PHILADELPHIA -- There really wasn’t much to say in the moments after the New York Rangers’ 4-2 loss to the Philadelphia Flyers on Tuesday night.
Coach John Tortorella, faced with only one postgame question, said the Rangers doubled up the Flyers in chances but couldn’t solve netminder Steve Mason.
But, of course, it went beyond that.
Time is winding down on what has been a disappointing season, and the Rangers are in jeopardy of missing the playoffs one season after finishing with the best regular-season record in the Eastern Conference.
Lacking the type of desperation you’d expect from a team fighting for the eighth and last spot in the East, the Rangers fell behind to the 12th-place Flyers early in the game and never fully recovered.
“No excuses,” defenseman Dan Girardi said. “We should’ve been, right from the start, all over them.”
Instead, the Blueshirts let the Flyers set the tone while playing their second game in a back-to-back set that began with a 7-3 rout of Montreal on Monday night.
Both Brayden Schenn and Erik Gustafsson notched goals to take a 2-0 lead in the first period, and while the Rangers cut the lead to one goal twice during the course of the game, they could not continue their dominance over their division rivals.
Heading into Tuesday night’s game, the Rangers had won 11 of the previous 12 games against the Flyers, dating back to March 6, 2011.

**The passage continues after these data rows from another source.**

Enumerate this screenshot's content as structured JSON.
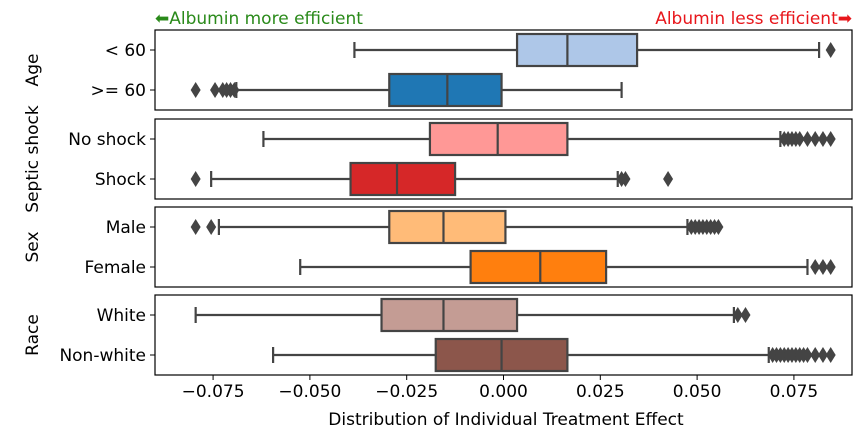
{
  "chart_data": {
    "type": "box",
    "xlabel": "Distribution of Individual Treatment Effect",
    "xlim": [
      -0.09,
      0.09
    ],
    "xticks": [
      -0.075,
      -0.05,
      -0.025,
      0.0,
      0.025,
      0.05,
      0.075
    ],
    "xtick_labels": [
      "−0.075",
      "−0.050",
      "−0.025",
      "0.000",
      "0.025",
      "0.050",
      "0.075"
    ],
    "annotation_left": {
      "text": "⬅Albumin more efficient",
      "color": "#2a8a1a"
    },
    "annotation_right": {
      "text": "Albumin less efficient➡",
      "color": "#e8161b"
    },
    "panels": [
      {
        "ylabel": "Age",
        "groups": [
          {
            "label": "< 60",
            "color": "#aec7e8",
            "whisker_low": -0.0385,
            "q1": 0.0035,
            "median": 0.0165,
            "q3": 0.0345,
            "whisker_high": 0.0815,
            "outliers": [
              0.0845
            ]
          },
          {
            "label": ">= 60",
            "color": "#1f77b4",
            "whisker_low": -0.069,
            "q1": -0.0295,
            "median": -0.0145,
            "q3": -0.0005,
            "whisker_high": 0.0305,
            "outliers": [
              -0.0795,
              -0.0745,
              -0.0725,
              -0.0715,
              -0.0705,
              -0.0695
            ]
          }
        ]
      },
      {
        "ylabel": "Septic shock",
        "groups": [
          {
            "label": "No shock",
            "color": "#ff9896",
            "whisker_low": -0.062,
            "q1": -0.019,
            "median": -0.0015,
            "q3": 0.0165,
            "whisker_high": 0.0715,
            "outliers": [
              0.0725,
              0.0735,
              0.0745,
              0.0755,
              0.0765,
              0.0785,
              0.0805,
              0.0825,
              0.0845
            ]
          },
          {
            "label": "Shock",
            "color": "#d62728",
            "whisker_low": -0.0755,
            "q1": -0.0395,
            "median": -0.0275,
            "q3": -0.0125,
            "whisker_high": 0.0295,
            "outliers": [
              -0.0795,
              0.0305,
              0.0315,
              0.0425
            ]
          }
        ]
      },
      {
        "ylabel": "Sex",
        "groups": [
          {
            "label": "Male",
            "color": "#ffbb78",
            "whisker_low": -0.0735,
            "q1": -0.0295,
            "median": -0.0155,
            "q3": 0.0005,
            "whisker_high": 0.0475,
            "outliers": [
              -0.0795,
              -0.0755,
              0.0485,
              0.0495,
              0.0505,
              0.0515,
              0.0525,
              0.0535,
              0.0545,
              0.0555
            ]
          },
          {
            "label": "Female",
            "color": "#ff7f0e",
            "whisker_low": -0.0525,
            "q1": -0.0085,
            "median": 0.0095,
            "q3": 0.0265,
            "whisker_high": 0.0785,
            "outliers": [
              0.0805,
              0.0825,
              0.0845
            ]
          }
        ]
      },
      {
        "ylabel": "Race",
        "groups": [
          {
            "label": "White",
            "color": "#c49c94",
            "whisker_low": -0.0795,
            "q1": -0.0315,
            "median": -0.0155,
            "q3": 0.0035,
            "whisker_high": 0.0595,
            "outliers": [
              0.0605,
              0.0625
            ]
          },
          {
            "label": "Non-white",
            "color": "#8c564b",
            "whisker_low": -0.0595,
            "q1": -0.0175,
            "median": -0.0005,
            "q3": 0.0165,
            "whisker_high": 0.0685,
            "outliers": [
              0.0695,
              0.0705,
              0.0715,
              0.0725,
              0.0735,
              0.0745,
              0.0755,
              0.0765,
              0.0775,
              0.0785,
              0.0805,
              0.0825,
              0.0845
            ]
          }
        ]
      }
    ]
  }
}
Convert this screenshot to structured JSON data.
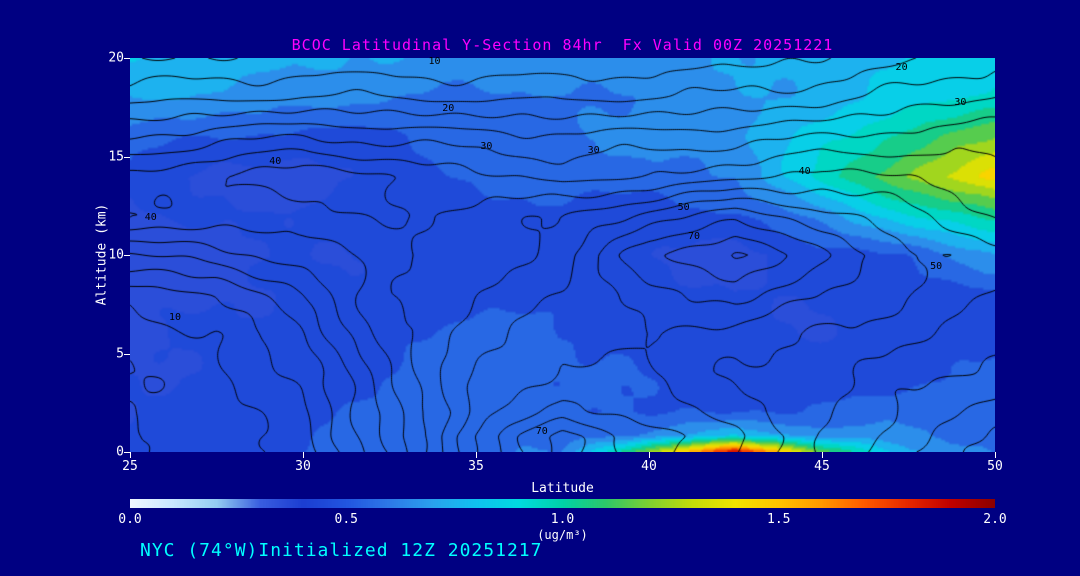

The loss wasn’t made any easier by action around the league, either. Teams both ahead and behind the Rangers gained traction in the standings. The seventh-place Islanders won to pull three points ahead; Ottawa edged Carolina 3-2 for a four-point lead in sixth. Perhaps most worrisome for the Rangers was that Winnipeg matched the Rangers’ 46 points with a shootout victory over Tampa Bay.
The Rangers still retain the eighth spot in the East with a tie-breaker over the Jets -- New York has a game in hand -- but Winnipeg is chipping away with less than two weeks before the end of the regular season.
You’d think the Rangers would feel antsy by the movement all around them, but it didn’t appear to register. At least to start the game.
Is the desperation there?
“It is at times,” captain Ryan Callahan said. “Consistently, I don’t think it’s there. In the third period I thought we showed that; I thought we controlled most of the third period. If we bring that for the full 60 [minutes] I think we have a better result.”
The Rangers didn’t roll over by any means and for that there is still reason to believe this remains a playoff team.
Mats Zuccarello split the deficit in half in the second period with his first goal since rejoining the Rangers after spending most of this season overseas with the Kontinental Hockey League. Derek Stepan then whittled the lead to one goal, 3-2, in the third period with his 15th of the season. It was the 22-year-old center’s 18th point in 17 career games against the Flyers.
However, Philly outlasted the Rangers’ surge, much in part to their addition in net, Steve Mason. Mason, acquired at the trade deadline earlier this month, turned away 38 of 40 shots faced, 17 of which came in the final frame.
Before Tuesday night’s game, it had been Rangers goaltender Henrik Lundqvist stealing the show. That was difficult for the reigning Vezina Trophy winner on Tuesday, as the team was set back on its heels early.
The Rangers didn’t play that badly. But they didn’t perform like a playoff team, either.
“Every night is a big game now,” Lundqvist said. “We don’t have much [time] left. We have to approach every game like it’s our last game of the season. Every point now can be the difference in or out so we have to really put in everything we’ve got.”